Mussatto: “It’s not a huge concern for Kentucky as Kemp had fallen to the third option after Boom Williams and freshman Benny Snell. Kentucky often runs out of the wildcat formation and Kemp had a big role in that, but both Williams and Snell took quite a few snaps out of it last weekend against Missouri. Snell has emerged as Kentucky’s primary back. He had 192 yards on 38 carries last week. Williams is still the big-play guy. Expect those two to get a bunch of carries on Saturday.”

2. Speaking of offense, it looks like things have kind of smoothed out for the Cats with Stephen Johnson at quarterback. Can you rehash how he kind of came to be The Man under center and kind of how he fits in with that offense overall?

Mussatto: “Johnson took over for starter Drew Barker after the first series in Week 3 when Barker left with a back injury. There’s still no timetable for Barker’s return and Johnson is definitely the guy. He’s 5-1 since taking over the job with the only loss coming at Alabama. There’s no doubt that Kentucky’s run game has been the primary reason for the team’s success, but Johnson deserves at least a bit of credit for holding it all together and climbing out of an 0-2 hole to start the season. He’s got a good deep ball and can offer a bit of a dual-threat look, but fumbling has been a huge problem for him. Kentucky is last in the SEC in turnover margin.”
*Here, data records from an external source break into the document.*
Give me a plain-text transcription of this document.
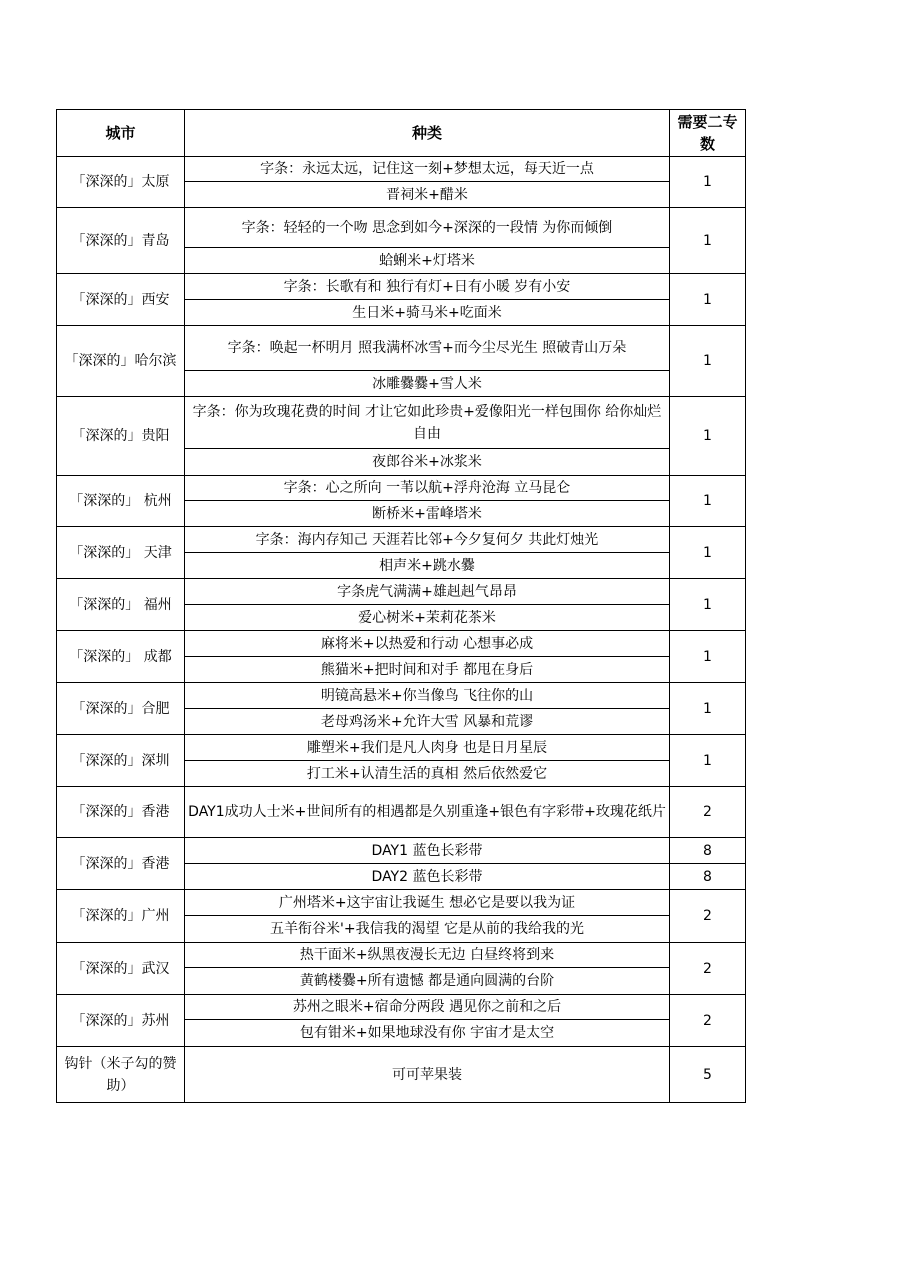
城市	种类	需要二专数
「深深的」太原	字条：永远太远，记住这一刻+梦想太远，每天近一点	1
	晋祠米+醋米	
「深深的」青岛	字条：轻轻的一个吻 思念到如今+深深的一段情 为你而倾倒	1
	蛤蜊米+灯塔米	
「深深的」西安	字条：长歌有和 独行有灯+日有小暖 岁有小安	1
	生日米+骑马米+吃面米	
「深深的」哈尔滨	字条：唤起一杯明月 照我满杯冰雪+而今尘尽光生 照破青山万朵	1
	冰雕爨爨+雪人米	
「深深的」贵阳	字条：你为玫瑰花费的时间 才让它如此珍贵+爱像阳光一样包围你 给你灿烂自由	1
	夜郎谷米+冰浆米	
「深深的」 杭州	字条：心之所向 一苇以航+浮舟沧海 立马昆仑	1
	断桥米+雷峰塔米	
「深深的」 天津	字条：海内存知己 天涯若比邻+今夕复何夕 共此灯烛光	1
	相声米+跳水爨	
「深深的」 福州	字条虎气满满+雄赳赳气昂昂	1
	爱心树米+茉莉花茶米	
「深深的」 成都	麻将米+以热爱和行动 心想事必成	1
	熊猫米+把时间和对手 都甩在身后	
「深深的」合肥	明镜高悬米+你当像鸟 飞往你的山	1
	老母鸡汤米+允许大雪 风暴和荒谬	
「深深的」深圳	雕塑米+我们是凡人肉身 也是日月星辰	1
	打工米+认清生活的真相 然后依然爱它	
「深深的」香港	DAY1成功人士米+世间所有的相遇都是久别重逢+银色有字彩带+玫瑰花纸片	2
「深深的」香港	DAY1 蓝色长彩带	8
	DAY2 蓝色长彩带	8
「深深的」广州	广州塔米+这宇宙让我诞生 想必它是要以我为证	2
	五羊衔谷米'+我信我的渴望 它是从前的我给我的光	
「深深的」武汉	热干面米+纵黑夜漫长无边 白昼终将到来	2
	黄鹤楼爨+所有遗憾 都是通向圆满的台阶	
「深深的」苏州	苏州之眼米+宿命分两段 遇见你之前和之后	2
	包有钳米+如果地球没有你 宇宙才是太空	
钩针（米子勾的赞助）	可可苹果装	5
3. Let’s go ahead and get this one out of the way: So does the 5-3 start and positive vibes two-thirds of the season take Mark Stoops off the hot seat? Or was he really ever on it, in your opinion?

Mussatto: “I don’t think he was ever in danger of losing his job, but the pressure was definitely rising. The fan base seemed to turn on him after a bad start and it finally feels like Stoops is back to the point where fans are behind him again. Kentucky is all but guaranteed its first bowl game since 2010 and even the talk about the Cats still being in contention to win the East has Stoops 100 percent off the hot seat.”

4. It seems to me one of the intriguing and important matchups in this game is going to Georgia’s running game versus Kentucky’s rush D. Probably the same in converse as well, for that matter. But how do you see the specific matchup of the Wildcats being able to stop Nick Chubb and Sony Michel?

Mussatto: “That’s surely Kentucky’s primary concern. The Wildcats have improved against the run, but the defense is a group filled with sophomores and juniors. Vanderbilt and Mississippi State both had success in the run game against Kentucky, but neither stayed with it. I think Georgia should go all-in with Chubb and Michel even if it doesn’t prove to be effective immediately. Kentucky is a little thin on the front seven and there’s a good chance they could wear down by the second half.”

5. Pretty big game for both teams, I’d say. On a scale of 1 to 10, what would you say is Kentucky’s level of confidence and motivation for Saturday’s game against Georgia?

Mussatto: “Motivation has to be a 10. It still seems like an absurd thought, but if Kentucky beats Georgia and Tennessee and Florida loses at Arkansas and LSU, Kentucky wins the East. Kentucky knows half of the equation is out of its hands, but I think the team knows what’s at stake Saturday. I’d put level of confidence at about 5. Outside of Missouri, Kentucky’s other three SEC wins came by an average margin of five points. The offense isn’t set up to blow anyone out and this might be another game that comes down to the fourth quarter. The Wildcats are riding a little bit of confidence having won five of their last six games but the current crop of Kentucky players has had zero success against Georgia.”

Mussatto’s prediction: “I think it’s going to be a close game decided in the fourth quarter. Both teams have great running games, but I think Georgia’s will prove to be a little bit tougher to stop. Kentucky has played better than Georgia this season, but UGA still has superior talent on both sides of the ball. I’m going with Georgia in a close one.”